Questions have been raised over the deepening ‘crisis’ within Northern Ireland prisons following the death of another prisoner at HMP Maghaberry.
Barry Cavan was found dead in his prison cell yesterday evening.
It is understood he took his own life. It is the second death at Maghaberry in less than two weeks.
Ulster Unionist Justice Spokesperson Doug Beattie has expressed his deep regret at the news.
“We are hearing about the death of yet another prisoner who should have been cared for and safe within a prison,” said Cpt Beattie.
“No matter what he was in prison for, he had the right to be cared for and kept safe – even from himself.
“Again prison officers will be under the microscope and their actions analysed. That is the right process and we must allow the Prison Ombudsman to go about his job.
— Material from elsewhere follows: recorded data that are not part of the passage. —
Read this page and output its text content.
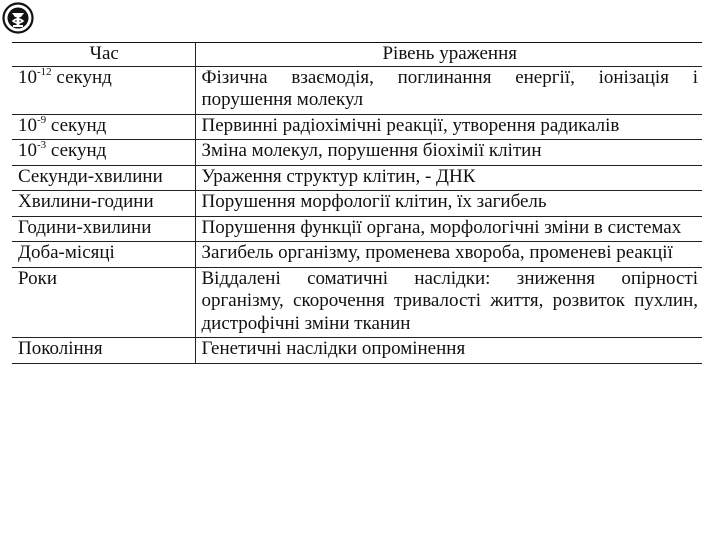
Час	Рівень ураження
$10^{-12}$ секунд	Фізична взаємодія, поглинання енергії, іонізація і порушення молекул
$10^{-9}$ секунд	Первинні радіохімічні реакції, утворення радикалів
$10^{-3}$ секунд	Зміна молекул, порушення біохімії клітин
Секунди-хвилини	Ураження структур клітин, - ДНК
Хвилини-години	Порушення морфології клітин, їх загибель
Години-хвилини	Порушення функції органа, морфологічні зміни в системах
Доба-місяці	Загибель організму, променева хвороба, променеві реакції
Роки	Віддалені соматичні наслідки: зниження опірності організму, скорочення тривалості життя, розвиток пухлин, дистрофічні зміни тканин
Покоління	Генетичні наслідки опромінення
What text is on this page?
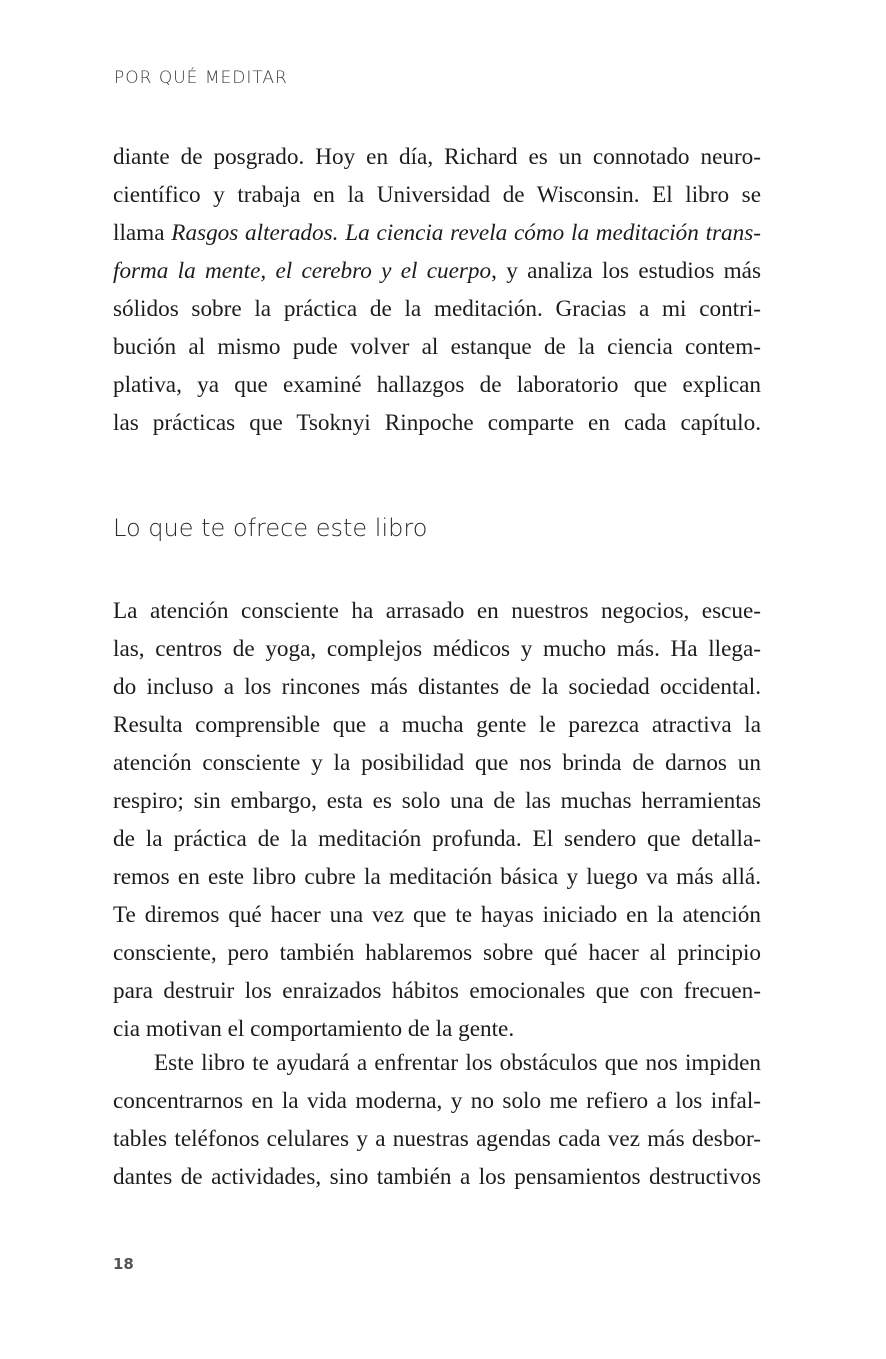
POR QUÉ MEDITAR
diante de posgrado. Hoy en día, Richard es un connotado neuro-
científico y trabaja en la Universidad de Wisconsin. El libro se
llama Rasgos alterados. La ciencia revela cómo la meditación trans-
forma la mente, el cerebro y el cuerpo, y analiza los estudios más
sólidos sobre la práctica de la meditación. Gracias a mi contri-
bución al mismo pude volver al estanque de la ciencia contem-
plativa, ya que examiné hallazgos de laboratorio que explican
las prácticas que Tsoknyi Rinpoche comparte en cada capítulo.
Lo que te ofrece este libro
La atención consciente ha arrasado en nuestros negocios, escue-
las, centros de yoga, complejos médicos y mucho más. Ha llega-
do incluso a los rincones más distantes de la sociedad occidental.
Resulta comprensible que a mucha gente le parezca atractiva la
atención consciente y la posibilidad que nos brinda de darnos un
respiro; sin embargo, esta es solo una de las muchas herramientas
de la práctica de la meditación profunda. El sendero que detalla-
remos en este libro cubre la meditación básica y luego va más allá.
Te diremos qué hacer una vez que te hayas iniciado en la atención
consciente, pero también hablaremos sobre qué hacer al principio
para destruir los enraizados hábitos emocionales que con frecuen-
cia motivan el comportamiento de la gente.
Este libro te ayudará a enfrentar los obstáculos que nos impiden
concentrarnos en la vida moderna, y no solo me refiero a los infal-
tables teléfonos celulares y a nuestras agendas cada vez más desbor-
dantes de actividades, sino también a los pensamientos destructivos
18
But right now I can’t help but think that under investment in people, those who are at the prison coalface day after day is fuelling this desperate situation.
“At Justice Ministers Question Time on Monday I asked the Justice Minister if the Northern Ireland Prison Service (NIPS) and prison reform was in freefall due to poor management and low morale.
“My question was based on the facts that in the last ten days we have seen prison officers withdraw their labour in HMP Maghaberry, the death of an inmate, an Ombudsman’s report on the death of another inmate, a continued manning crisis and now a five day ballot amongst prison officers for industrial action.
“Naturally the Minister said no it was not in freefall, sighting the actions she was taking to improve the situation and in fairness I believe she was genuine in her response.
“However, at present the Prison Service is understaffed by 192 officers, not counting the large number of long term sick and absent. This lack of numbers means that minimum staffing levels for a prison of 900 each evening is just 31 officers and that figure is regularly not maintained.
“The Prison Officers Association (POA) at HMP Maghaberry has already raised the alarm bells with the First Minister, the Justice Minister and the Prison Management Board but each time they have been ignored. For the last two weeks I have been pressing the Department of Justice in relation to safety concerns identified by the POA. It has been raised on the floor of the Assembly, the Justice committee and directly with the Justice Minister.
“How many more prisoners have to lose their lives before our Executive realises there is an issue in our prisons and with our Prison Service that will not go away until decisive and strategic action is taken.
“Under-investment in staff, an autocratic management style which does not listen to the concerns of the rank and file, as well as poor terms and conditions are leading to a service with low morale is low and poor staff retention.
“Again I call on the First Ministers to show strategic responsibility for one of their government Departments, for the Justice Minister to force the Prison Management Board to implement the safety recommendations raised by the POA and finally for the Department of Finance to find the resources to staff the Prison Service correctly with investment in people on terms and conditions of service as envisaged in the 2014 ‘Staff Deployment Agreement’.
“Until such time as there is corporate responsibility from our Executive, we will continue to find ourselves passing our condolences on to families grieving the loss of loved ones within our prison regime.”